MR CHRISTMAS’ LAST JOURNEY
Mr Christmas stepped down from Woolworths in 1945. But poor old Percy didn’t enjoy his retirement – or wealth – for long. On an overseas trip he died suddenly in Bordeaux in 1947.
Woolworths marched on. But it would take many decades until Woolies would morph into the supermarket we know today.
It was only in the 1960s that what was the previous Woolworths concept became Big W, while the Woolworths name was saved for supermarkets.
“Woolworths Limited has never had any connection with FW Woolworth either in the US or the UK,” said Mr Ward.
“The only conflict we have had was when Woolworths Limited established its buying office in London in 1929 and was unable to use the name Woolworths as it was already registered in the UK. The buying office was subsequently registered as Australasian Chains Stores Ltd.”
The US company only trademarked its own name in its home market, Canada and in the UK where for decades it was such a staple of the high street shoppers assumed it was British through and through. There, like Australia, it was known almost universally as “Woolies”.
FW Woolworth’s oversight in legally owning its own name led to unrelated stores popping up in Australia, Germany and South Africa – all owned separately and continuing to this day.
The latter has a substantial presence in Australia through its ownership of David Jones and Country Road.
Even though Woolworths Australia owned Woolworths stores in New Zealand, it has now rebranded them all.
Its supermarkets there have been changed to the more well-known Countdown name albeit with the familiar green apple logo Woolies uses in Australia.
As for the original Woolworth, it fell on hard times unable to adapt to modern tastes. In 1997, the last US Woolworths closed; the UK stores – that were by now independent – shut in 2009.
However, FW Woolworth survives under a different guise. Its US variety stores fell out of favour, but its shoe shops continued to do a roaring trade. They traded under a different brand – Foot Locker.
What was the FW Woolworth company renamed itself to Foot Locker Retail Inc in 2001.

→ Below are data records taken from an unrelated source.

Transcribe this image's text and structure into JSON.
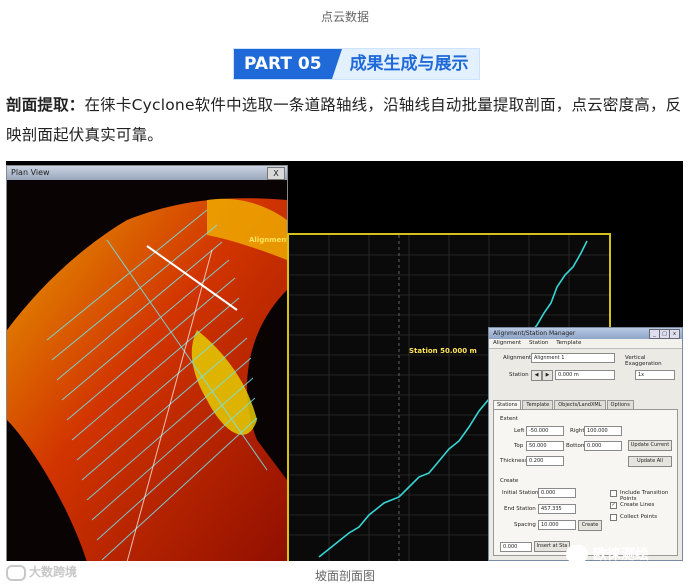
{
  "caption_top": "点云数据",
  "banner": {
    "part": "PART 05",
    "title": "成果生成与展示"
  },
  "paragraph": {
    "lead": "剖面提取：",
    "text": "在徕卡Cyclone软件中选取一条道路轴线，沿轴线自动批量提取剖面，点云密度高，反映剖面起伏真实可靠。"
  },
  "screenshot": {
    "left_window": {
      "title": "Plan View",
      "close": "X",
      "alignment_label": "Alignment"
    },
    "profile": {
      "station_label": "Station 50.000 m"
    },
    "dialog": {
      "title": "Alignment/Station Manager",
      "menu": [
        "Alignment",
        "Station",
        "Template"
      ],
      "alignment_label": "Alignment",
      "alignment_value": "Alignment 1",
      "vertical_exag_label": "Vertical Exaggeration",
      "vertical_exag_value": "1x",
      "station_label": "Station",
      "station_value": "0.000 m",
      "tabs": [
        "Stations",
        "Template",
        "Objects/LandXML",
        "Options"
      ],
      "extent_label": "Extent",
      "left_label": "Left",
      "left_value": "-50.000",
      "right_label": "Right",
      "right_value": "100.000",
      "top_label": "Top",
      "top_value": "50.000",
      "bottom_label": "Bottom",
      "bottom_value": "0.000",
      "thickness_label": "Thickness",
      "thickness_value": "0.200",
      "update_current": "Update Current",
      "update_all": "Update All",
      "create_label": "Create",
      "initial_station_label": "Initial Station",
      "initial_station_value": "0.000",
      "end_station_label": "End Station",
      "end_station_value": "457.335",
      "spacing_label": "Spacing",
      "spacing_value": "10.000",
      "create_button": "Create",
      "include_transition": "Include Transition Points",
      "create_lines": "Create Lines",
      "collect_points": "Collect Points",
      "insert_button": "Insert at Sta"
    }
  },
  "watermark_left": "大数跨境",
  "watermark_right": "欧徕测绘",
  "caption_bottom": "坡面剖面图"
}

Foot Locker’s flagship Sydney store, on George St, sits right next door to Woolworths’ flagship Town Hall store. A store that is only called Woolworths because of the cheek of Percy Christmas to see if he could get away with using someone else’s name.
If FW Woolworth had bothered to register its own name, who knows, today we could be popping into Chatterton’s, or even Christmas’, to do the weekly shop.